— Не знаю, что и делать, — растерялась она. — Смутил ты меня, и совета спросить не у кого… Если молитву помнишь — значит, крещенный.
— Но ведь у меня имени нет! — едва не заплакал он. — Убогий я, матушка, но имя-то должно мне быть! Чувствую же — никто я. Никто. Будто нет меня вовсе! А окрестишь, так я, может, в память вернусь. Гляди вот: одну матрешку откроешь — в ней еще одна, а в той — еще. А во мне — ничего нет! Страшно… Крести! Крещение — начало, отпевание — конец. Что же меня — ни крестить, ни отпеть даже нельзя?!
«Висельницу я отпела, — холодея душой, подумала она. — Крестить убогого — велик ли грех? И его приму, и отвечу на Суде? Как же мне иначе-то поступить, Господи?!»
Окатила она убогого странника водой из купели, прочитала молитву, провела крестным ходом по повети.
— Господу Христу молитесь, Господу Христу молитеся….
Надела ему на шею самодельный медный крестик и вновь отметила знакомые черты.
— Ежели не грех совершила, то отныне Ангел-хранитель тебе даден. А я тебе крестная мать.
Странник засмеялся, разглядывая крестик.
— Мать — слово знакомое, сладкое, а откуда знаю — не помню. Небо на мою голову обвалилось. И Ангела моего убило…
Ей казалось, что он все еще смеется, по-детски счастливо и безмятежно, а он уже плакал и давился слезами.
Арестовали ее в Страстной четверг, поздно вечером, и привезли в бывший архиерейский дом. Впервые за долгие годы мать Мелитина снова перешагнула его порог.
До четверга же ее водили из конца в конец города, из дома в дом, крестить да отпевать. Знала она: запрещено это властью, но выше запрета был святой долг, принятый вместе с иноческим саном.
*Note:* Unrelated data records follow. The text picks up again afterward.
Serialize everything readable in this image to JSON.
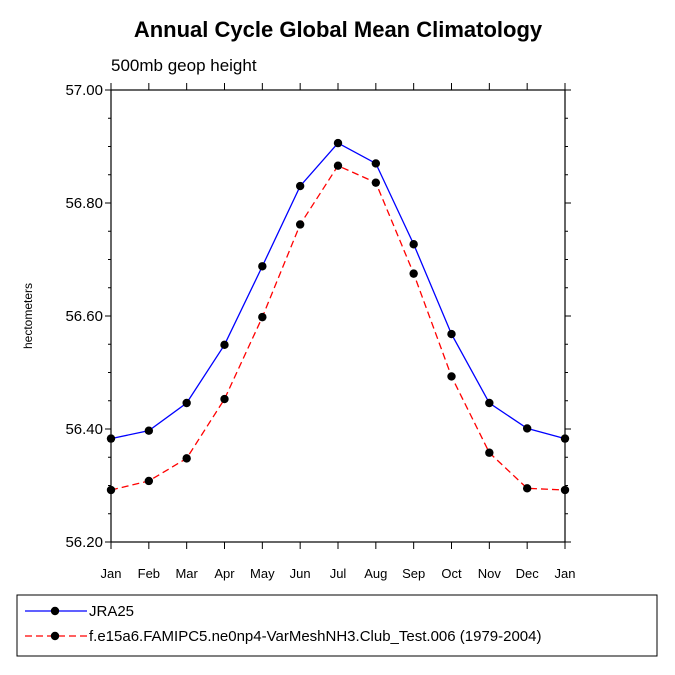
{
  "chart_data": {
    "type": "line",
    "title": "Annual Cycle Global Mean Climatology",
    "subtitle": "500mb geop height",
    "xlabel": "",
    "ylabel": "hectometers",
    "categories": [
      "Jan",
      "Feb",
      "Mar",
      "Apr",
      "May",
      "Jun",
      "Jul",
      "Aug",
      "Sep",
      "Oct",
      "Nov",
      "Dec",
      "Jan"
    ],
    "ylim": [
      56.2,
      57.0
    ],
    "yticks": [
      56.2,
      56.4,
      56.6,
      56.8,
      57.0
    ],
    "ytick_labels": [
      "56.20",
      "56.40",
      "56.60",
      "56.80",
      "57.00"
    ],
    "grid": false,
    "legend_position": "bottom",
    "series": [
      {
        "name": "JRA25",
        "color": "#0000ff",
        "dash": "solid",
        "values": [
          56.383,
          56.397,
          56.446,
          56.549,
          56.688,
          56.83,
          56.906,
          56.87,
          56.727,
          56.568,
          56.446,
          56.401,
          56.383
        ]
      },
      {
        "name": "f.e15a6.FAMIPC5.ne0np4-VarMeshNH3.Club_Test.006 (1979-2004)",
        "color": "#ff0000",
        "dash": "dashed",
        "values": [
          56.292,
          56.308,
          56.348,
          56.453,
          56.598,
          56.762,
          56.866,
          56.836,
          56.675,
          56.493,
          56.358,
          56.295,
          56.292
        ]
      }
    ]
  }
}
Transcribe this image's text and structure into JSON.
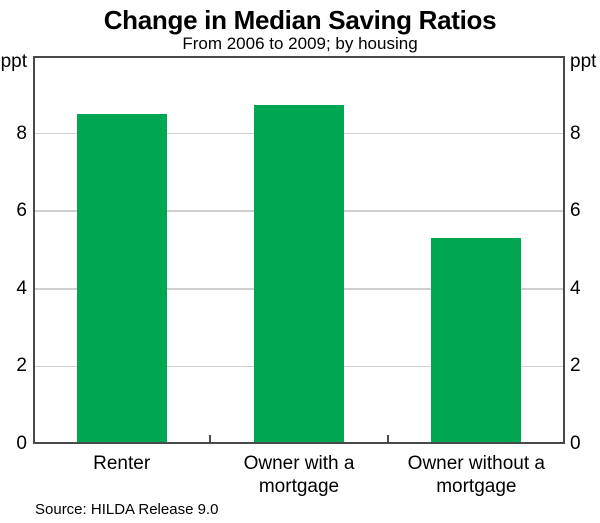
{
  "page": {
    "background": "#ffffff"
  },
  "chart_data": {
    "type": "bar",
    "title": "Change in Median Saving Ratios",
    "subtitle": "From 2006 to 2009; by housing",
    "categories": [
      "Renter",
      "Owner with a mortgage",
      "Owner without a mortgage"
    ],
    "values": [
      8.5,
      8.75,
      5.3
    ],
    "unit_label_left": "ppt",
    "unit_label_right": "ppt",
    "ylabel": "ppt",
    "ylim": [
      0,
      10
    ],
    "yticks": [
      0,
      2,
      4,
      6,
      8
    ],
    "grid": true,
    "legend": "none",
    "bar_color": "#00A651",
    "gridline_color": "#cfcfcf",
    "axis_color": "#48494b",
    "source": "Source: HILDA Release 9.0"
  }
}
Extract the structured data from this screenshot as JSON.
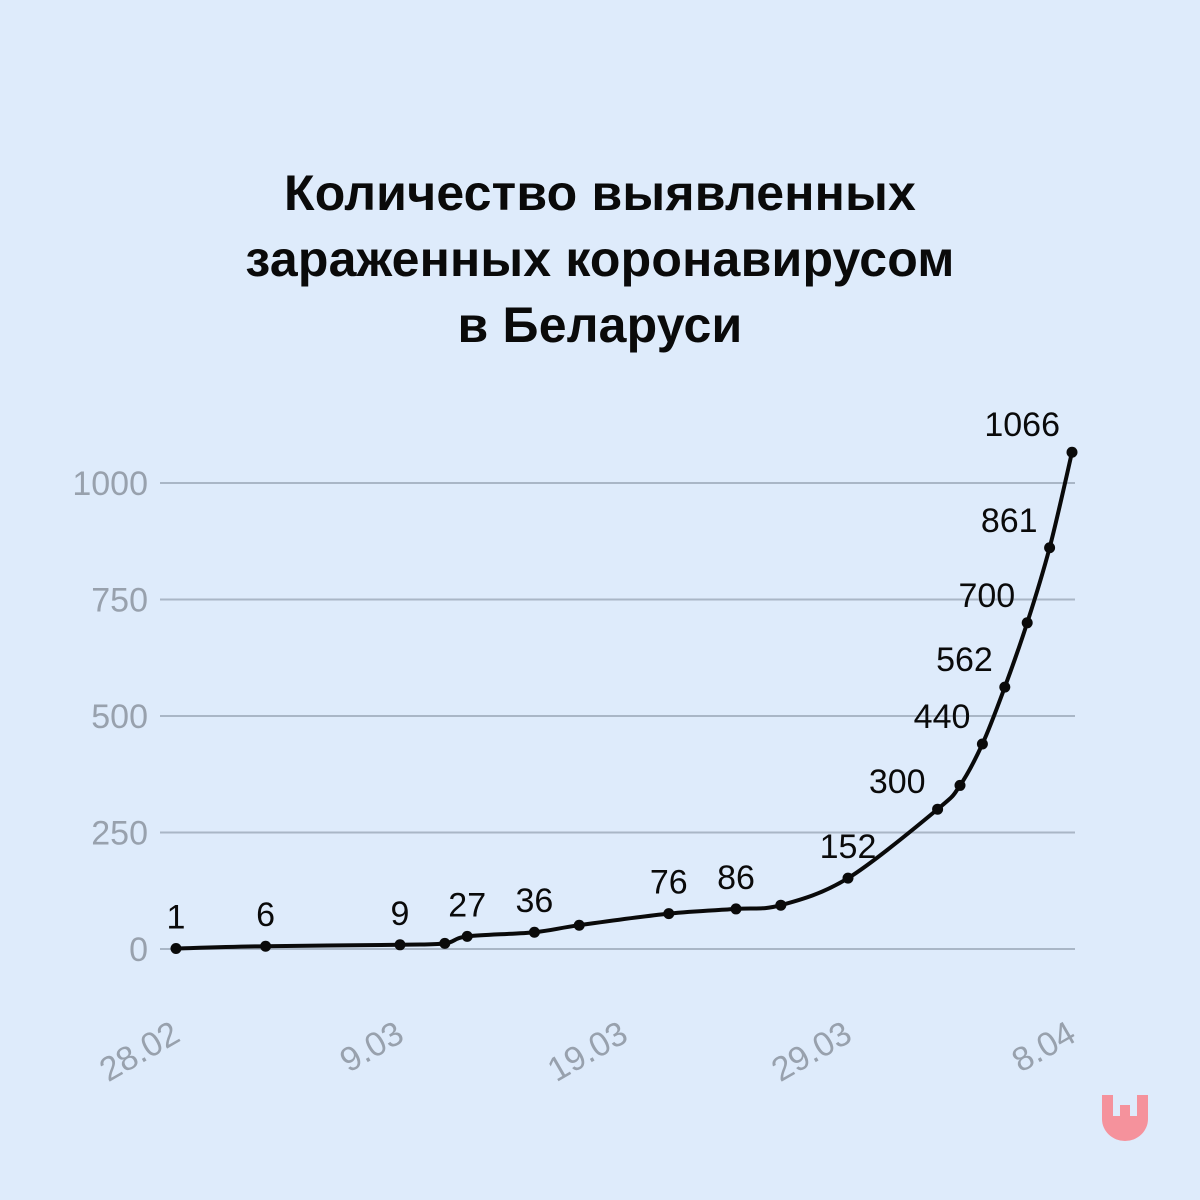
{
  "title": {
    "line1": "Количество выявленных",
    "line2": "зараженных коронавирусом",
    "line3": "в Беларуси"
  },
  "chart_data": {
    "type": "line",
    "title": "Количество выявленных зараженных коронавирусом в Беларуси",
    "xlabel": "",
    "ylabel": "",
    "ylim": [
      0,
      1000
    ],
    "yticks": [
      0,
      250,
      500,
      750,
      1000
    ],
    "xticks": [
      "28.02",
      "9.03",
      "19.03",
      "29.03",
      "8.04"
    ],
    "grid": true,
    "series": [
      {
        "points": [
          {
            "x": "28.02",
            "y": 1,
            "label": "1"
          },
          {
            "x": "3.03",
            "y": 6,
            "label": "6"
          },
          {
            "x": "9.03",
            "y": 9,
            "label": "9"
          },
          {
            "x": "11.03",
            "y": 12
          },
          {
            "x": "12.03",
            "y": 27,
            "label": "27"
          },
          {
            "x": "15.03",
            "y": 36,
            "label": "36"
          },
          {
            "x": "17.03",
            "y": 51
          },
          {
            "x": "21.03",
            "y": 76,
            "label": "76"
          },
          {
            "x": "24.03",
            "y": 86,
            "label": "86"
          },
          {
            "x": "26.03",
            "y": 94
          },
          {
            "x": "29.03",
            "y": 152,
            "label": "152"
          },
          {
            "x": "2.04",
            "y": 300,
            "label": "300"
          },
          {
            "x": "3.04",
            "y": 351
          },
          {
            "x": "4.04",
            "y": 440,
            "label": "440"
          },
          {
            "x": "5.04",
            "y": 562,
            "label": "562"
          },
          {
            "x": "6.04",
            "y": 700,
            "label": "700"
          },
          {
            "x": "7.04",
            "y": 861,
            "label": "861"
          },
          {
            "x": "8.04",
            "y": 1066,
            "label": "1066"
          }
        ]
      }
    ]
  },
  "colors": {
    "background": "#deebfb",
    "line": "#0a0a0a",
    "grid": "#a9b6c6",
    "axis_text": "#98a1ad",
    "logo": "#f5929c"
  },
  "logo": {
    "icon": "down-arrow-shield-logo"
  }
}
Выследили ее, а может, кто и указал, в каком дворе монахиня ночует, приехали на коляске и говорят: отправляйся, мол, с нами, божья невеста, и тебе черед настал во грехах покаяться. Подсадили Прошку, отняли котомки у обоих и повезли.
Ввели ее в дом и сразу же закрыли в комнате, где у владыки церковная казна одно время хранилась. Прошку Греха разрешили возле себя держать.
Утром, только взошло солнце, мать Мелитина увидела через окно Никодима. Он выворачивал бревно из старого заплота, вдоль которого теперь тянулся новый, высокий забор. Выворачивал и озирался на окна дома. Вчера, когда ее привезли в бывший архиерейский двор, Никодим вышел, чтобы распрячь коляску, и наверняка заметил мать Мелитину на крыльце.
Прислонившись к стене у окна, она смотрела на улицу. Никодим, улучив минуту, с бревнышком на плече подошел и стал маячить через стекло. Она не понимала, отрицательно мотала головой. Никодим же, озираясь, снова подавал какие-то знаки, но мать Мелитина, так и не поняв, перекрестила его сквозь решетку и махнула рукой — иди, иди…
Около десяти часов за матерью Мелитиной пришли. Следователь привел ее на второй этаж в угловую комнату, где была гостевая спальня и где она сама много раз ночевала. Все было знакомо и незнакомо одновременно: стены те же, дух другой… Накурено после ночной работы. Какая-то баба, похоже арестованная, домывала полы и делала это по-домашнему, аккуратно, с любовью.
Следователь усадил мать Мелитину на табурет, сам прошелся за ее спиной, поскрипывая сапогами, закурил. Она почувствовала, что следователь чем-то очень доволен, как бывает доволен человек по утрам, когда он хорошо выспался, вовремя и вкусно позавтракал и вот пришел на любимую работу; и в предвкушении своего приятного дела ходит и соображает, как бы лучше и красивее его сделать. Вот и покойный Николай никогда сразу не бежал на конюшню, даже если конюх с утра уже доложил, что кобыла ожеребилась и жеребенок соловой масти, вернее — пока рыжий, но по приметам будет соловый; вначале он ходил по двору, щурился на солнце, дышал полной грудью, брался поправлять клумбы — одним словом, всячески оттягивал приятный момент, приводя в равновесие разум и чувства, и лишь после этого входил в маточник. И там, без страсти и жадности, с крестьянским суеверием, глядел на жеребенка, трогал его боязливую спину, шею, плевал, чтоб не сглазить, чтоб и правда удался соловой мастью — маркой конезавода.